Hopefully you are using SQL Server 2005 or later version, in which case you can get advantage of windowed aggregation. In this case, windowed aggregation will allow you to get the total sale count alongside counts per GEOID and use the total in calculations. Basically, the following query returns just the counts:
SELECT
GEOID,
Nbr_Parcels_Sold = COUNT(*),
Total_Parcels_Sold = SUM(COUNT(*)) OVER ()
FROM
dbo.atable
GROUP BY
GEOID
;
The COUNT(*) call gives you counts per GEOID, according to the GROUP BY clause. Now, the SUM(...) OVER expression gives you the grand total count in the same row as the detail count. It is the empty OVER clause that tells the SUM function to add up the results of COUNT(*) across the entire result set. You can use that result in calculations just like the result of any other function (or any expression in general).

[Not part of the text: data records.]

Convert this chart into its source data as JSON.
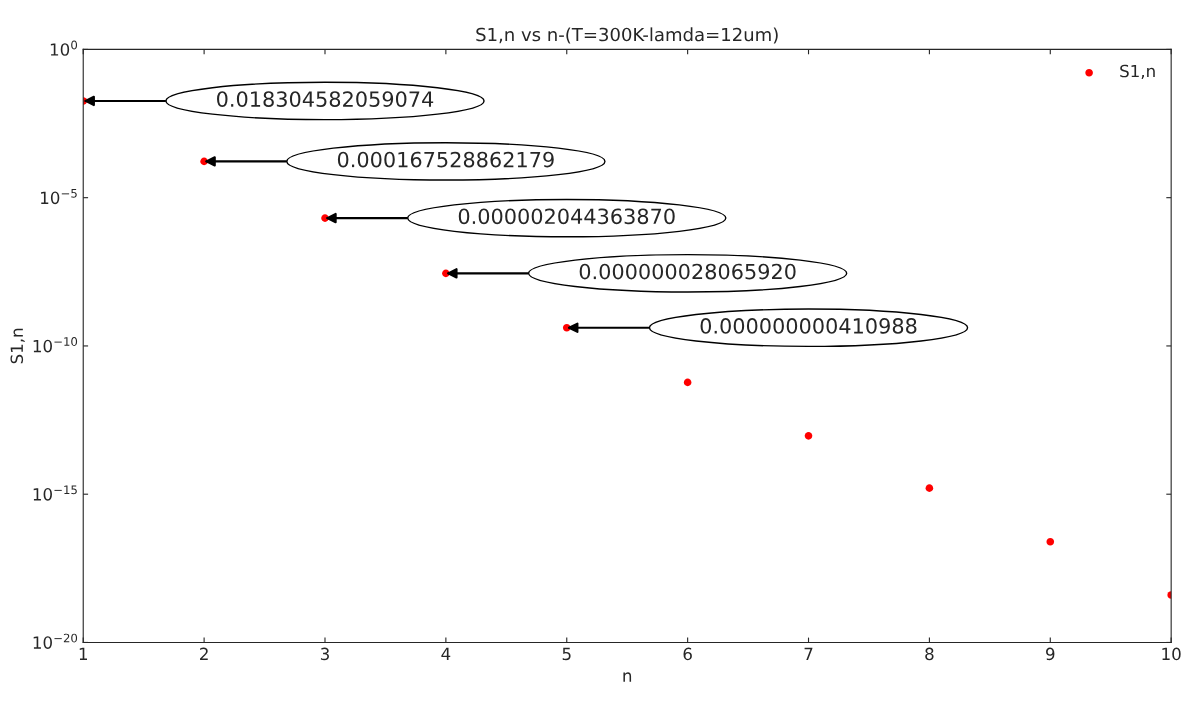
{
  "chart_data": {
    "type": "scatter",
    "title": "S1,n vs n-(T=300K-lamda=12um)",
    "xlabel": "n",
    "ylabel": "S1,n",
    "x": [
      1,
      2,
      3,
      4,
      5,
      6,
      7,
      8,
      9,
      10
    ],
    "series": [
      {
        "name": "S1,n",
        "color": "#ff0000",
        "values": [
          0.018304582059074,
          0.000167528862179,
          2.04436387e-06,
          2.806592e-08,
          4.10988e-10,
          5.9e-12,
          9.3e-14,
          1.6e-15,
          2.5e-17,
          4e-19
        ]
      }
    ],
    "annotations": [
      "0.018304582059074",
      "0.000167528862179",
      "0.000002044363870",
      "0.000000028065920",
      "0.000000000410988"
    ],
    "log": "y",
    "xlim": [
      1,
      10
    ],
    "ylim": [
      1e-20,
      1
    ],
    "xticks": [
      1,
      2,
      3,
      4,
      5,
      6,
      7,
      8,
      9,
      10
    ],
    "yticks": [
      {
        "value": 1e-20,
        "label": "10$^{−20}$"
      },
      {
        "value": 1e-15,
        "label": "10$^{−15}$"
      },
      {
        "value": 1e-10,
        "label": "10$^{−10}$"
      },
      {
        "value": 1e-05,
        "label": "10$^{−5}$"
      },
      {
        "value": 1,
        "label": "10$^{0}$"
      }
    ],
    "grid": false,
    "legend": "top right",
    "marker": "circle"
  }
}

The above query simply returns the total value. As you actually want not the value itself but a percentage from it for each GEOID, you can just put the SUM(...) OVER call into an expression:
SELECT
GEOID,
Nbr_Parcels_Sold = COUNT(*),
Percent_of_total = COUNT(*) * 100 / SUM(COUNT(*)) OVER ()
FROM
dbo.atable
GROUP BY
GEOID
;
The above will give you integer percentages (truncated). If you want more precision or a different representation, remember to cast either the divisor or the dividend (optionally both) to a non-integer numeric type, since SQL Server always performs integral division when both operands are integers.

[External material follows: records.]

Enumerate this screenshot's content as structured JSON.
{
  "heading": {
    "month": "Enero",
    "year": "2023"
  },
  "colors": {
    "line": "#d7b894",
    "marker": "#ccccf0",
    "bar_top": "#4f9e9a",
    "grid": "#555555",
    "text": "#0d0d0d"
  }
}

How about using sub-query to count the sum
WITH data AS
(
SELECT *
FROM [Table]
WHERE
YEAR(PURCHASEDATE) * 100 + MONTH(PURCHASEDATE) = 201505
)
SELECT
GEOID,
COUNT(*) AS Nbr_Parcels_Sold,
CONVERT(decimal(18,8), COUNT(*)) /
(SELECT COUNT(*) FROM data) AS Perc_Total
FROM
data t
GROUP BY
GEOID
EDIT
To update another table by the result, use UPDATE under WITH()
WITH data AS
(
SELECT *
FROM [Table]
WHERE
YEAR(PURCHASEDATE) * 100 + MONTH(PURCHASEDATE) = 201505
)
UPDATE target SET
Nbr_Parcels_Sold = source.Nbr_Parcels_Sold,
Perc_Total = source.Perc_Total
FROM
[AnotherTable] target
INNER JOIN
(
SELECT
GEOID,
COUNT(*) AS Nbr_Parcels_Sold,
CONVERT(decimal(18,8), COUNT(*)) /
(SELECT COUNT(*) FROM data) AS Perc_Total
FROM
data t
GROUP BY
GEOID
) source ON target.GEOID = source.GEOID
Try the following. It grabs the total sales into a variable then uses it in the subsequent query:
DECLARE #pMonthStartDate DATETIME
DECLARE #MonthEndDate DATETIME
DECLARE #TotalPurchaseCount INT
SET #pMonthStartDate = <EnterFirstDayOfAMonth>
SET #MonthEndDate = DATEADD(MONTH, 1, #pMonthStartDate)
SELECT
#TotalPurchaseCount = COUNT(*)
FROM
GEOIDs
WHERE
PurchaseDate BETWEEN #pMonthStartDate
AND #MonthEndDate
SELECT
GEOID,
COUNT(PARCELID) AS Nbr_Parcels_Sold,
CAST(COUNT(PARCELID) AS FLOAT) / CAST(#TotalPurchaseCount AS FLOAT) * 100.0 AS Perc_Total
FROM
GEOIDs
WHERE
ModifiedDate BETWEEN #pMonthStartDate
AND #MonthEndDate
GROUP BY
GEOID
I'm guessing your table name is GEOIDs. Change the value of #pMonthStartDate to suit yourself. If your PKs are as you say then this will be a quick query.